12:07 09.10.2017

FAO launches $12 mln project to benefit Ukraine's forest-steppe

2 min read
FAO launches $12 mln project to benefit Ukraine's forest-steppe

 Food and Agriculture Organization of the United Nations (FAO) has launched a four-year, $12 million project to benefit Ukraine's forest-steppe.

According to the press release of FAO, the project is financed in part by the Global Environment Facility, or GEF.

The project will be launched in three regions – Kyiv, Kharkiv and Mykolaiv, where a demonstration area of 33,000 hectares will be created.

Interventions under the project will begin with the critical step of adjusting the legal and institutional framework in favor of sustainable management. Another element will be restoration of the productivity and resilience of production landscapes. Climate-smart agricultural practices will be introduced on 3,500 hectares of land.

FAO said that some 3,000 forest areas for wood production should be managed sustainably by 2021, reducing soil erosion problems. Broadleaf trees will be planted on agricultural land to ensure better carbon capture by the soil.
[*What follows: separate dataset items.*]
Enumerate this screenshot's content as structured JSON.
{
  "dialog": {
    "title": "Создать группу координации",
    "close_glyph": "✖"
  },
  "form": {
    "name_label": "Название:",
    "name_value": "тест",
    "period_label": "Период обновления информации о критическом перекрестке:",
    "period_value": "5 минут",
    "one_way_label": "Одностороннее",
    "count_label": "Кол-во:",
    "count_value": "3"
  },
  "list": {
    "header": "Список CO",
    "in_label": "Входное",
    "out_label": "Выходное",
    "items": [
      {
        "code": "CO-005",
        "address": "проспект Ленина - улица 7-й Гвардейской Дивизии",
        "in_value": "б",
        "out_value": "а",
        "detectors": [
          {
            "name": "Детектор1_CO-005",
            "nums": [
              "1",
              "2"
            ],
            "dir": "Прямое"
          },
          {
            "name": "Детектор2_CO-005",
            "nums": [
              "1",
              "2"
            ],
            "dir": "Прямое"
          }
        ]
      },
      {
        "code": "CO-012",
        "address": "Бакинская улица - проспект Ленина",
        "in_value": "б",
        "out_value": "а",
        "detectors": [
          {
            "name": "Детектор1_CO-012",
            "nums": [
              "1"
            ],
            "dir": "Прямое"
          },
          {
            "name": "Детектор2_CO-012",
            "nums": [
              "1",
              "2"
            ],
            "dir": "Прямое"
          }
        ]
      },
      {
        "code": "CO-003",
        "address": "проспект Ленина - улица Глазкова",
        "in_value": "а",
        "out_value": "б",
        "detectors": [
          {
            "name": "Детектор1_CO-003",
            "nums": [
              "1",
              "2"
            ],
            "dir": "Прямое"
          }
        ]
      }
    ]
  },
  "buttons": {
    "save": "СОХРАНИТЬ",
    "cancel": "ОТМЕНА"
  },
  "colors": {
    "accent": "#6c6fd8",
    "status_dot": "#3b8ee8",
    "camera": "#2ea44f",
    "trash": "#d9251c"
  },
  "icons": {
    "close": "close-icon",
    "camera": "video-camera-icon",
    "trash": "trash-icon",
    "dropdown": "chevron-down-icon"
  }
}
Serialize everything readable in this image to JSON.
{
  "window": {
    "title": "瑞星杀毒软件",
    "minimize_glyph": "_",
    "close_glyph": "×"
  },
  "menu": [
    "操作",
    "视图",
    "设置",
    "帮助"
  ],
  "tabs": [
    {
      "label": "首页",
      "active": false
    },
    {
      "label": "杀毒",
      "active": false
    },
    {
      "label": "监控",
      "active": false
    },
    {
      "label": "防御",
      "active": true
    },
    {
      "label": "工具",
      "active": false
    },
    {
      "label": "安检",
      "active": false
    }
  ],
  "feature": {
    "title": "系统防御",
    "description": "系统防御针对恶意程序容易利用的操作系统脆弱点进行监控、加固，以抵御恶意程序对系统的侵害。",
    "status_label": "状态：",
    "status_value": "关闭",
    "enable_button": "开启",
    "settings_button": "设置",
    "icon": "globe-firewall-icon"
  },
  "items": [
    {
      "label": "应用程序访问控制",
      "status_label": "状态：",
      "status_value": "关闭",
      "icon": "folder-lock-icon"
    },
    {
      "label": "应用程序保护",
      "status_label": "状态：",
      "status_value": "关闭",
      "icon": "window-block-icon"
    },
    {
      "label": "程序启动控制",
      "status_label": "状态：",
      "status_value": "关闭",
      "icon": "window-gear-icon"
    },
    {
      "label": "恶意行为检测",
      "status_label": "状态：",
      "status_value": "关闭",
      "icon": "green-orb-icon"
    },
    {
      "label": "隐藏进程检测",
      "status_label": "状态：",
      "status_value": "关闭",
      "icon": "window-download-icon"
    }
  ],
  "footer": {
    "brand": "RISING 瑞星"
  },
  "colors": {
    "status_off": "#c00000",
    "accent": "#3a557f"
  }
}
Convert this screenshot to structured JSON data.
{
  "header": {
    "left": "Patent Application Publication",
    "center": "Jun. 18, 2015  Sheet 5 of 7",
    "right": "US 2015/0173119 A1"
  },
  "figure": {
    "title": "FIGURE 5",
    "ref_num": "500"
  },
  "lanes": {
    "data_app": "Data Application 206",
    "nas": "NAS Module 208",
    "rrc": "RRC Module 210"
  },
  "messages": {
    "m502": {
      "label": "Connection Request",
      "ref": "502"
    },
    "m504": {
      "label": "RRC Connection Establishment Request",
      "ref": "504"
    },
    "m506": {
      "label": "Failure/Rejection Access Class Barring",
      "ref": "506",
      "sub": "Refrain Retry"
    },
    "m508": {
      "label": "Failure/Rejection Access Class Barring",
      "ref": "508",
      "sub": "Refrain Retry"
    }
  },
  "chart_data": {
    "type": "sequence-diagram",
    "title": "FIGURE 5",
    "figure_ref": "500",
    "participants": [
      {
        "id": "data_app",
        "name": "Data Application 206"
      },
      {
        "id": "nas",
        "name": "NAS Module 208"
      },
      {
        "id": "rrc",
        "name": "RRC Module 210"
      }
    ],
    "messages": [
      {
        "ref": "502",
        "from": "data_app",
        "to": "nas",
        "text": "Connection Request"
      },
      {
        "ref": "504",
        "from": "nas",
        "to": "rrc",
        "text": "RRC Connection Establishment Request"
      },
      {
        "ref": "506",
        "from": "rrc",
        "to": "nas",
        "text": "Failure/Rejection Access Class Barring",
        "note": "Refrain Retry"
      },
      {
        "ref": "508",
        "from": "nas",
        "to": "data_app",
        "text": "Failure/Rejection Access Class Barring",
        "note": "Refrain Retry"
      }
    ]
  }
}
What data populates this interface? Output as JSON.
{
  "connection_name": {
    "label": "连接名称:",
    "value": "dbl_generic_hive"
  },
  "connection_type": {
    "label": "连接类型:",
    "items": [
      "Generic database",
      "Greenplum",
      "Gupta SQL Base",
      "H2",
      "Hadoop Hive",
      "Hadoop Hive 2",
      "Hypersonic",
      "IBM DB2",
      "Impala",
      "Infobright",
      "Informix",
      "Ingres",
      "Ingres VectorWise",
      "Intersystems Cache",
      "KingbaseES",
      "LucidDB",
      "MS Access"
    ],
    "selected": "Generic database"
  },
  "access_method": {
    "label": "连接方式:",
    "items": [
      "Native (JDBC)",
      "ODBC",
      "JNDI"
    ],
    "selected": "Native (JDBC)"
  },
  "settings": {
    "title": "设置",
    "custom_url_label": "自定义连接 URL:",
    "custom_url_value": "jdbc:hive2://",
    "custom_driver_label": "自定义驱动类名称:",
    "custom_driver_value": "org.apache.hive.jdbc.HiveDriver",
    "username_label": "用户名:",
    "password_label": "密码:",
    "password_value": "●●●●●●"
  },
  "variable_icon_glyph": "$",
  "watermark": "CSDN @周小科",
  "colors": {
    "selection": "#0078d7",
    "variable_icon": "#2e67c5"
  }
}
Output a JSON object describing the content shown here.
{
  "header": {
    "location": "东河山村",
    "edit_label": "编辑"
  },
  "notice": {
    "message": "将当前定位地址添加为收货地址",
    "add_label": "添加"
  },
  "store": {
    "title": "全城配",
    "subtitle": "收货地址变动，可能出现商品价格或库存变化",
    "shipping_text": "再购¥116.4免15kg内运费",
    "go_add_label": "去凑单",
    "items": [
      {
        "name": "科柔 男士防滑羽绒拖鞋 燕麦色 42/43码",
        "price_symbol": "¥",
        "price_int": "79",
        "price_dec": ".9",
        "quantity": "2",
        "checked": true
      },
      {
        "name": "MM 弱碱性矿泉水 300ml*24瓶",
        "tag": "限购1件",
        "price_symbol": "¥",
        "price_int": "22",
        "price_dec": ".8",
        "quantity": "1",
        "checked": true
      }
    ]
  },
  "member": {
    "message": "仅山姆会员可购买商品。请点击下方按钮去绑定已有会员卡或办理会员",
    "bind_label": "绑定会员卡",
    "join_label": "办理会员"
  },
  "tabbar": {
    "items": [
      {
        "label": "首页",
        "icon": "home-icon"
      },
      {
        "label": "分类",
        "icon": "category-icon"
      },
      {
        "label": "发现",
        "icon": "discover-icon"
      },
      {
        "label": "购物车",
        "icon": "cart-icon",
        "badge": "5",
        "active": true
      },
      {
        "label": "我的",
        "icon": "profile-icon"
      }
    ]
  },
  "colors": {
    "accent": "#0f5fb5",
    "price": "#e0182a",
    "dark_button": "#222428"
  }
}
Guidelines will be developed for windbreaks – currently unregulated and neglected area. A 1,000-hectare demonstration area will be set up in the forest-steppe zone, providing a wide range of ecosystem services related to regulation of water, pests and disease.

"We have several FAO projects in Europe and Central Asia financed the Global Environment Facility, but this is the first in Ukraine. These concern sustainable forest management, climate change and land degradation. Others are expected to follow, for example in Serbia, Moldova and Uzbekistan," FAO focal point for GEF in Europe and Central Asia Anastasiya Idrisova said.

FAO said that Agriculture dominates the landscape as it covers about 70% of the country's total land area. Forests rank second with 16%.

"Unfortunately, both agricultural and forest areas are degraded, depleted, or even contaminated. Soil erosion by water and wind, acidification and inundation are growing problems caused by inadequate management practices and exacerbated by climate change," FAO said.

"Agriculture employs 15% of the people," Idrisova added.

"The project has been designed so that at the end of the day, it will be those people who benefit most from farmland and forests being in better shape," she said.